Subject Matter and Purpose

The personal data transferred will be subject to the following basic processing activities:

Loup will process Customer personal data in order to provide the services identified in the Agreement.

Data subjects

The personal data transferred concern the following categories of data subjects:

Customer’s employees and consultants who use Loup’s Service.

Categories of personal data

The personal data transferred concern the following categories of data:

Loup may have access to personal data of Customer’s employees and consultants who use Loup’s Service.
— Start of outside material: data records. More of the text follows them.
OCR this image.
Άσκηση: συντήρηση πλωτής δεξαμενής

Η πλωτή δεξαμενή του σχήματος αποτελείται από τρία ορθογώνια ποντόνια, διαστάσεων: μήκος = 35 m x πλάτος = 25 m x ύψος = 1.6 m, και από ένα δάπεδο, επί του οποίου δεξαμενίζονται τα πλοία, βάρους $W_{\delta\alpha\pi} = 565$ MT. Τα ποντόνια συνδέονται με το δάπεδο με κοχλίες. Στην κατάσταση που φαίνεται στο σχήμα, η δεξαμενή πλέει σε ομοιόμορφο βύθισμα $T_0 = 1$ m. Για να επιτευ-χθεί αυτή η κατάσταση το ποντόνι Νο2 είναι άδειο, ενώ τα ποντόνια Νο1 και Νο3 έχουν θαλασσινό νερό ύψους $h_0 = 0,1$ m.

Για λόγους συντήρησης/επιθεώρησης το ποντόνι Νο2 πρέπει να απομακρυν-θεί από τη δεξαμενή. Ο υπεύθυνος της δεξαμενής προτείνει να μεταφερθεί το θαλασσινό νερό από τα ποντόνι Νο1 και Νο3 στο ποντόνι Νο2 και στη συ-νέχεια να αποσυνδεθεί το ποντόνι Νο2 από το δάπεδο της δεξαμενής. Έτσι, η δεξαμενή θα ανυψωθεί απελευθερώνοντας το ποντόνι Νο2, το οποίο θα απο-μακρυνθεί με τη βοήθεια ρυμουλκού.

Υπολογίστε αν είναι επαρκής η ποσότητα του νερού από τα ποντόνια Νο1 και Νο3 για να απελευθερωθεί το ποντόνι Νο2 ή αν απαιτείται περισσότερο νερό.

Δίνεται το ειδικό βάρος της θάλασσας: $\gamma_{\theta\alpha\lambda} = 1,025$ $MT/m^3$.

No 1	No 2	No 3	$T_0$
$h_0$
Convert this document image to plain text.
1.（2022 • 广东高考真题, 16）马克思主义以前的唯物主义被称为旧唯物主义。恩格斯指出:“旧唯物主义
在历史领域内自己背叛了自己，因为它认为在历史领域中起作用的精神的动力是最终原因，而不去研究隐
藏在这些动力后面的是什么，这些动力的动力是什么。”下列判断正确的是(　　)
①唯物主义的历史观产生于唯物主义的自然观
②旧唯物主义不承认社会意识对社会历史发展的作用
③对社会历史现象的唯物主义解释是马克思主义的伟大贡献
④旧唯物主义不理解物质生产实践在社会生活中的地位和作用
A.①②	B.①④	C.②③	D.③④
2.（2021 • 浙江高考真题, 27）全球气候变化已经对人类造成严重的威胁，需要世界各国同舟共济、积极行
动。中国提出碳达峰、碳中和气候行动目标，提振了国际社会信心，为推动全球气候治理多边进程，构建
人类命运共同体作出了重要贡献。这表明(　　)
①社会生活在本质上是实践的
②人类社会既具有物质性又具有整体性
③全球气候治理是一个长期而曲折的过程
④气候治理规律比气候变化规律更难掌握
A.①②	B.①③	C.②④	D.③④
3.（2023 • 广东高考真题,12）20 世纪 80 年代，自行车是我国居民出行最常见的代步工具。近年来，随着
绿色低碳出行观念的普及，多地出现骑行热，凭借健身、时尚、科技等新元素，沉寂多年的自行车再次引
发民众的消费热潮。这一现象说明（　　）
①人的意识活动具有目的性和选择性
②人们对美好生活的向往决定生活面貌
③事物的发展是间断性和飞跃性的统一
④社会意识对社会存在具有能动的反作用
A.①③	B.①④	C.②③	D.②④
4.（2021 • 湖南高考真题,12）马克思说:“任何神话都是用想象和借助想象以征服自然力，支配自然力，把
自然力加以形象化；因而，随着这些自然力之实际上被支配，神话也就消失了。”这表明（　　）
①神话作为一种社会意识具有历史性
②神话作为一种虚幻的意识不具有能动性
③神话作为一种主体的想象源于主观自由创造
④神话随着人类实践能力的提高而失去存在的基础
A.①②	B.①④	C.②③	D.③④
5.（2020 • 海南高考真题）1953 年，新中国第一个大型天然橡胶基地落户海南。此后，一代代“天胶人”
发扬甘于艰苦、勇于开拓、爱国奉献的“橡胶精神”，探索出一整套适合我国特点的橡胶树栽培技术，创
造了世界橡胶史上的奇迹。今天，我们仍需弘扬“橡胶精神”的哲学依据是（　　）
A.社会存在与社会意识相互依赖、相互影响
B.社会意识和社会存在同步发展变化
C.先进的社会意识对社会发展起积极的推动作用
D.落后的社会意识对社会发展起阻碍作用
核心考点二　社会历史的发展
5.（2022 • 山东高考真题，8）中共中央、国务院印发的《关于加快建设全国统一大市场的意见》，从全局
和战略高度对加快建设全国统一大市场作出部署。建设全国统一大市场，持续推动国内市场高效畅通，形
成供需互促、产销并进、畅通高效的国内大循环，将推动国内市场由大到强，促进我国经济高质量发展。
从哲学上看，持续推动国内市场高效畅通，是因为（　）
The types of personal data processed are determined by Customer and may include without limitation: Name, Email address, Physical address, IP-address and other online identifiers, Date of birth, Telephone/mobile number, Location Data.

Special categories of data

The personal data transferred concern the following special categories of data:

As above

Annex II - Technical And Organizational Security Measures

Loup will:

  1. Take all reasonable measures to prevent unauthorized access to the Data through the use of appropriate physical and logical (passwords) entry controls, securing areas for data processing, and implementing procedures for monitoring the use of data processing facilities;
  2. Use built-in system and audit trails;
  3. Use secure passwords, network intrusion detection technology, encryption and authentication technology, secure login procedures, and virus protection;
  4. Account for all risks presented by processing, for example, from an accidental or unlawful destruction, loss, or alteration, unauthorized or unlawful storage, processing, access, or disclosure of the Data;
  5. Ensure pseudonymization and/or encryption of the Data where appropriate;
  6. Maintain the ability to ensure ongoing confidentiality, integrity, availability, and resilience of processing systems and Services;
  7. Maintain the ability to restore the availability and access to the Data in a timely manner in the event of a physical or technical incident;
  8. Implement a process for regularly testing, assessing, and evaluating the effectiveness of technical and organizational measures for ensuring the security of the processing of the Data;
  9. Monitor compliance on an ongoing basis;
  10. Implement measures to identify vulnerabilities concerning the processing of the Data in systems used to provide Services to Customer;
  11. Provide employee and contractor training to ensure ongoing capabilities to carry out the security measures established in policy.